Present day makers of replica chalumeaux include Peter van der Poel, Andreas Schöni, R. Tutz, François Masson, and Guntram Wolf. Other makers, including Tupian, Hahl, and Kunath, produce modern adaptations of the chalumeau.

==Similar instruments==
Similar single-reed folk instruments with single, cylindrical tubes are found in many Arabic and European cultures throughout history. Examples include the albogue, alboka, diplica, hornpipe, pibgorn, and sipsi.

In England, by 1698 a similar instrument was known as the mock trumpet. The mock trumpet predated the chalumeau and may be one of the primary predecessors of both the chalumeau and clarinet.

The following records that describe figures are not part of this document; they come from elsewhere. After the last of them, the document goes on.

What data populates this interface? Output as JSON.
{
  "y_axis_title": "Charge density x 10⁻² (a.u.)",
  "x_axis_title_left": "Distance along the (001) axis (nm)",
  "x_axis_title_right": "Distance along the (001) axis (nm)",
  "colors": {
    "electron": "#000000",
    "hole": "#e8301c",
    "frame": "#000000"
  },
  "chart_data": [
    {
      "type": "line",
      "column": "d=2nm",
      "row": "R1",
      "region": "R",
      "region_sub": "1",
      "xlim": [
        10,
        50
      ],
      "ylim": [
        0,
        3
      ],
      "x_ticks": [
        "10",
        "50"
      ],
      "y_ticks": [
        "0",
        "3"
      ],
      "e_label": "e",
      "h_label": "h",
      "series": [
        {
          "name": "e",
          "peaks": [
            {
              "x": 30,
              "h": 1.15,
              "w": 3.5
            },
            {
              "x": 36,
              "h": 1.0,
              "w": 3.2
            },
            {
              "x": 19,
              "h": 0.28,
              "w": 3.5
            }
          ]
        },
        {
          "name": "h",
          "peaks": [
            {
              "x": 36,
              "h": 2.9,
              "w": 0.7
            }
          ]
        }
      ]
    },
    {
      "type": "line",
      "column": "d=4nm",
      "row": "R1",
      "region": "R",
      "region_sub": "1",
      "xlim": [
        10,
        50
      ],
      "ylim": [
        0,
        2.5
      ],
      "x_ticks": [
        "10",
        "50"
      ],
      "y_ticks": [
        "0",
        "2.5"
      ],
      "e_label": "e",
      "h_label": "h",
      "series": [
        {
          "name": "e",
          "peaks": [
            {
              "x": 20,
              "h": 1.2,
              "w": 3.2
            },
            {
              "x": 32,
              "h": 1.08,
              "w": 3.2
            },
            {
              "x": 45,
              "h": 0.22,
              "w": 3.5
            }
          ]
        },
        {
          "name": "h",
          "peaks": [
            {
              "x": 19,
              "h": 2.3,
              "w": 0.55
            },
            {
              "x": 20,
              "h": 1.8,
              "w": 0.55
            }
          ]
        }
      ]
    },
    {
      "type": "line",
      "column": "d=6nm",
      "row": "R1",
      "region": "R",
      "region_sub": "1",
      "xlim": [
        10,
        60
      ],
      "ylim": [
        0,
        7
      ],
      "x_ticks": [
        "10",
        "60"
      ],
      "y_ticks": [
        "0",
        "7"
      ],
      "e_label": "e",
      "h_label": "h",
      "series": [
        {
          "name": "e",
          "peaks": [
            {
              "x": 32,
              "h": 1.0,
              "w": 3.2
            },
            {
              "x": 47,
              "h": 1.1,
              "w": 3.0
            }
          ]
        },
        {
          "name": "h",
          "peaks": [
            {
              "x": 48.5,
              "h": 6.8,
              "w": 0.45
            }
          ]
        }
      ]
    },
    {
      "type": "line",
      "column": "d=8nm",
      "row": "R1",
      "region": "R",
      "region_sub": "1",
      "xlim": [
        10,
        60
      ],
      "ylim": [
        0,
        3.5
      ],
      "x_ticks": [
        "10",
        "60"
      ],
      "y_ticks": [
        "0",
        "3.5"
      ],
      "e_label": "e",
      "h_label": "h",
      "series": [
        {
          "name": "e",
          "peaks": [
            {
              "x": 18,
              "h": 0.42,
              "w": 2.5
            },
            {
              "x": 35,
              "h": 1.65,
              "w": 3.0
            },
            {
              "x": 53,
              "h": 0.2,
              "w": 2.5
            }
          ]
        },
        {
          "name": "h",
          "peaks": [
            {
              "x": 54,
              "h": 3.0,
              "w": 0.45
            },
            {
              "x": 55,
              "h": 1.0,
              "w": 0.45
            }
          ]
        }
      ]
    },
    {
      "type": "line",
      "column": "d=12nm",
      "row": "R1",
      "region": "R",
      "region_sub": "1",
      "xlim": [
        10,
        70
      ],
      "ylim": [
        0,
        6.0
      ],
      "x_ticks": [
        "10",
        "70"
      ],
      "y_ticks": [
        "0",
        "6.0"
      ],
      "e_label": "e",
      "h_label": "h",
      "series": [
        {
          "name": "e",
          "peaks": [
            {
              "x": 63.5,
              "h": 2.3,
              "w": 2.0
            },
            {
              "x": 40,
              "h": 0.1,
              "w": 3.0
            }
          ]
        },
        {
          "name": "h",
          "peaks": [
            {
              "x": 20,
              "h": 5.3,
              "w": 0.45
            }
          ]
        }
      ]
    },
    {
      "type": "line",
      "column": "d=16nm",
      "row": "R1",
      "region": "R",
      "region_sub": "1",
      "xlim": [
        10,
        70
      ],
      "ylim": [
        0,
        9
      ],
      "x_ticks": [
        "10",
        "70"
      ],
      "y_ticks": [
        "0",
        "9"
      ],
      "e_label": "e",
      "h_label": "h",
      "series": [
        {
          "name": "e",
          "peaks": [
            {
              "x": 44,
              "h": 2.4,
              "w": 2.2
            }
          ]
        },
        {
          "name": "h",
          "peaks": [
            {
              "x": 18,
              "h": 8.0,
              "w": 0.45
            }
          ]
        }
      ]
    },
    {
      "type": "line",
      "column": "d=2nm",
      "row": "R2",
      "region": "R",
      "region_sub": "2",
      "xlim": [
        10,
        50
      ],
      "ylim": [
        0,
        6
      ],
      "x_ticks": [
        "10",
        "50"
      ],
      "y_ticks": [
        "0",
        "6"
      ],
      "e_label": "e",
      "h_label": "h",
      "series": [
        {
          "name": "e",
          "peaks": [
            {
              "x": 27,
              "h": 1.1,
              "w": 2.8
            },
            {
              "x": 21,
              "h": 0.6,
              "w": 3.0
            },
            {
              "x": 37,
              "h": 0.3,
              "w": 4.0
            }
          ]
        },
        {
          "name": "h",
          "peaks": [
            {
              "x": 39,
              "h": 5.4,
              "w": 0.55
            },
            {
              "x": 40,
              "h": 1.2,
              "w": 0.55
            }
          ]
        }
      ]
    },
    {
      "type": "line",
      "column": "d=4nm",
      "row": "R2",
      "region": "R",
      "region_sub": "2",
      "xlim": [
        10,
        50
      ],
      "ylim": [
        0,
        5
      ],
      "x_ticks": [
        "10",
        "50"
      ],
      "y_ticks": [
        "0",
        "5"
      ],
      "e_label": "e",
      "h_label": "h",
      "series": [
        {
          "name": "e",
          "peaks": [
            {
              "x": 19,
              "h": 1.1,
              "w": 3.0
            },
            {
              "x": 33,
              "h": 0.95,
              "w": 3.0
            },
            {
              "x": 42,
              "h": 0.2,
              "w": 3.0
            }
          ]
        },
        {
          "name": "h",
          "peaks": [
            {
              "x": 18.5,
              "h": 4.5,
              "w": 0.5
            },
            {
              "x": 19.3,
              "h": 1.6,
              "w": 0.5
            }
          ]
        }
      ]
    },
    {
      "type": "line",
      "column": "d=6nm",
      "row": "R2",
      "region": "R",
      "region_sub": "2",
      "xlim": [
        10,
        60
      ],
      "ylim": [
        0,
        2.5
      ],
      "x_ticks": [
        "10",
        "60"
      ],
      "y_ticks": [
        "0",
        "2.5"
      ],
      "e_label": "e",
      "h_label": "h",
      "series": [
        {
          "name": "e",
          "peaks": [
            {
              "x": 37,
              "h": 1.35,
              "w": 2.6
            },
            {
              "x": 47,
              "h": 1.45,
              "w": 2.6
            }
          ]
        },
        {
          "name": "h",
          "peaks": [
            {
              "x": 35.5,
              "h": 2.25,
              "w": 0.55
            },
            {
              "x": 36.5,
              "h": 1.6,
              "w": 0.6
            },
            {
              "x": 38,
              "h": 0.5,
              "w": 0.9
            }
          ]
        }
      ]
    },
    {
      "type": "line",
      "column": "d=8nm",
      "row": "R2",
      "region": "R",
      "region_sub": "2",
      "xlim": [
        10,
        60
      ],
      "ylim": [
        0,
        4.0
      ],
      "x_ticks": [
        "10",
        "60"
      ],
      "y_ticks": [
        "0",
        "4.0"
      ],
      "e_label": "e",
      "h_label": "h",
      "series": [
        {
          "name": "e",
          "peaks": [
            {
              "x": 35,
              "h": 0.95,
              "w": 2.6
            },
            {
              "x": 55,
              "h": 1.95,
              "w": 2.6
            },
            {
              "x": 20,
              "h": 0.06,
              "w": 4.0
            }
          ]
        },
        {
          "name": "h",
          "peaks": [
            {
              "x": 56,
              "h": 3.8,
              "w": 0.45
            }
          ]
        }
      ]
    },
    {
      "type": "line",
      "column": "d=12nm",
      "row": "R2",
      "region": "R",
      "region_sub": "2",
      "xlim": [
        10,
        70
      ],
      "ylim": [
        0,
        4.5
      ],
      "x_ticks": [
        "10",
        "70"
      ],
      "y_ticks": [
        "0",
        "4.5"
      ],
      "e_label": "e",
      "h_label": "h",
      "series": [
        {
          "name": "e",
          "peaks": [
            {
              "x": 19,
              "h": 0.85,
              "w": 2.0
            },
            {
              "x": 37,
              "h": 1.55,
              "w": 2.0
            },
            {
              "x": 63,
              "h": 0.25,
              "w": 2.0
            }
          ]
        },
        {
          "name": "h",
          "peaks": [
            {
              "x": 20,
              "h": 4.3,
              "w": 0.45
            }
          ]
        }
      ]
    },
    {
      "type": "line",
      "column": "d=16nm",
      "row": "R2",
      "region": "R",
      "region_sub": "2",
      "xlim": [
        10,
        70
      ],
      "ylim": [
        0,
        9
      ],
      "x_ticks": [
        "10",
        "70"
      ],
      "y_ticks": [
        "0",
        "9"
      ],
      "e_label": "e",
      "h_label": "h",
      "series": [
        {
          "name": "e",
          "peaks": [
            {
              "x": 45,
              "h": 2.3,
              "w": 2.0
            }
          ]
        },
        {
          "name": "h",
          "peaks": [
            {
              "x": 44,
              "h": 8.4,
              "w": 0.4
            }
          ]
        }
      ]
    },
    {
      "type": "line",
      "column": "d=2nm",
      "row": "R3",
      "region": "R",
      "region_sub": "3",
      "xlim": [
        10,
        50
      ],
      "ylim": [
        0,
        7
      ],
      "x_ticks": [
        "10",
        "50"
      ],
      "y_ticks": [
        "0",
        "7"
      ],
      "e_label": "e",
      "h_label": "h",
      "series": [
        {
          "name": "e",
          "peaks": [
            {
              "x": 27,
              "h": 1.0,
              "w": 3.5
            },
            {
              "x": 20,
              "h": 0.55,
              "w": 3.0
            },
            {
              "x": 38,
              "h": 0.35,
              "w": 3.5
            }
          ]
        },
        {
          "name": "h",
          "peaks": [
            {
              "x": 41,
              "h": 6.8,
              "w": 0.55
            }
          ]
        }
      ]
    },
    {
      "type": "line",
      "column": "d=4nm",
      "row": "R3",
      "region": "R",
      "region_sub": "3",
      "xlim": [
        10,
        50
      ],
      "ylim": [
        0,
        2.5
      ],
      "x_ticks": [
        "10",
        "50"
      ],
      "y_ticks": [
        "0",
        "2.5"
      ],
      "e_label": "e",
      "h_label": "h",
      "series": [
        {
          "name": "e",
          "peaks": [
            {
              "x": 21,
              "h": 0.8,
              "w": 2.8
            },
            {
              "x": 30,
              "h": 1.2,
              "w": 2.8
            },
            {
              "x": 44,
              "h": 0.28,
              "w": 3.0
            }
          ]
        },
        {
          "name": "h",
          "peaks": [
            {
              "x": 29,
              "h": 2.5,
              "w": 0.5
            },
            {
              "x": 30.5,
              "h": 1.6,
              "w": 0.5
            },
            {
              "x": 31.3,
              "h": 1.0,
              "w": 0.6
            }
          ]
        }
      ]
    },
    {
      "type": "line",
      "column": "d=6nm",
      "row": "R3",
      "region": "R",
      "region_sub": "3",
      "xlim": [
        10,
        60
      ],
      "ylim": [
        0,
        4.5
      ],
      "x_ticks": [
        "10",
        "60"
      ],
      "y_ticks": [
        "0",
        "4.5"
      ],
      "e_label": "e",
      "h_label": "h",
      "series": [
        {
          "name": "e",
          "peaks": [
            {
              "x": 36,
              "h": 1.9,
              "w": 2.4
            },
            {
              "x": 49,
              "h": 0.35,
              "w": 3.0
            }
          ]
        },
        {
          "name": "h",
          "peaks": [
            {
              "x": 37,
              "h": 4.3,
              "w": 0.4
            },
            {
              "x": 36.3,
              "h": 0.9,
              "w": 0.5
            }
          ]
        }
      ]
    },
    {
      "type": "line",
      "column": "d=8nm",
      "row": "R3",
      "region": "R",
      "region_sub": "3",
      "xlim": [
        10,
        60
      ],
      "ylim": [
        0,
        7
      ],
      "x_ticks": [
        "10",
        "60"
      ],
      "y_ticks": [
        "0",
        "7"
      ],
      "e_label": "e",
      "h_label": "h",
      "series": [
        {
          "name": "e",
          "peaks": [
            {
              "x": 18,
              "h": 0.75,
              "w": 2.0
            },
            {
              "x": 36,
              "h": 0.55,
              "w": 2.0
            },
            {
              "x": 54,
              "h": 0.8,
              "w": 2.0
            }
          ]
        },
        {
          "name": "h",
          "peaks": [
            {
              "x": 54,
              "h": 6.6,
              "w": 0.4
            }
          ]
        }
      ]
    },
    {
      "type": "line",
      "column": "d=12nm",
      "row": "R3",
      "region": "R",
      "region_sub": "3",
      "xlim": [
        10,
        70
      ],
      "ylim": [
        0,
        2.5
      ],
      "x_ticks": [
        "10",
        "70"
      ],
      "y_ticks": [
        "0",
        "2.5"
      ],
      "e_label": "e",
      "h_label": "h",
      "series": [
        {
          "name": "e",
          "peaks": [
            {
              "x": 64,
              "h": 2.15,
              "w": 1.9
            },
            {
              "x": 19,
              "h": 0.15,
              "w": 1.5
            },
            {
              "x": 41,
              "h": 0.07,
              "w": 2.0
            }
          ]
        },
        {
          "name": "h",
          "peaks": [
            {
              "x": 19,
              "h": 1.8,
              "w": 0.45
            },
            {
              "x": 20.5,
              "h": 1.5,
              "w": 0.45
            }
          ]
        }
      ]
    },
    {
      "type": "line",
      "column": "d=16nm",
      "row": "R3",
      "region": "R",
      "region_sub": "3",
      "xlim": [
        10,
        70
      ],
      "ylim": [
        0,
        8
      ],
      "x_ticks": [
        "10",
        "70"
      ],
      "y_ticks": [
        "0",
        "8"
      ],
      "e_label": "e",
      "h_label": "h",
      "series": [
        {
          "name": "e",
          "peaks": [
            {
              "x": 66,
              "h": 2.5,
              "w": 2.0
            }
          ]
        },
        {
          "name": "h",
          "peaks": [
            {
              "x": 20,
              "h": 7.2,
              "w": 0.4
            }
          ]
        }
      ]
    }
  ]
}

A similar instrument called the xaphoon (also called "Maui bamboo sax" or "pocket sax") was developed by Hawaiian craftsman Brian Wittman, though the Xaphoon uses a tenor sax reed and the mouthpiece is round, rather than beaked like typical clarinet mouthpieces. A similar instrument called the venova was created and sold by Yamaha Corporation in 2017. The Shanrya company produces an instrument called the clarionet, which is basically a keyless chalemeau made from modern materials, which uses a standard clarinet mouthpiece.

==Notes==
The name 'chalumeau' is used by European organ-builders to denote an eight-foot short-resonator organ stop used for color effects. This was first encountered in the organ of the Frauenkirche at Dresden and was built by celebrated organ builder Gottfried Silbermann between 1732 and 1736. Silbermann was so pleased with the sound of this new invention that he included it in most of his later organs.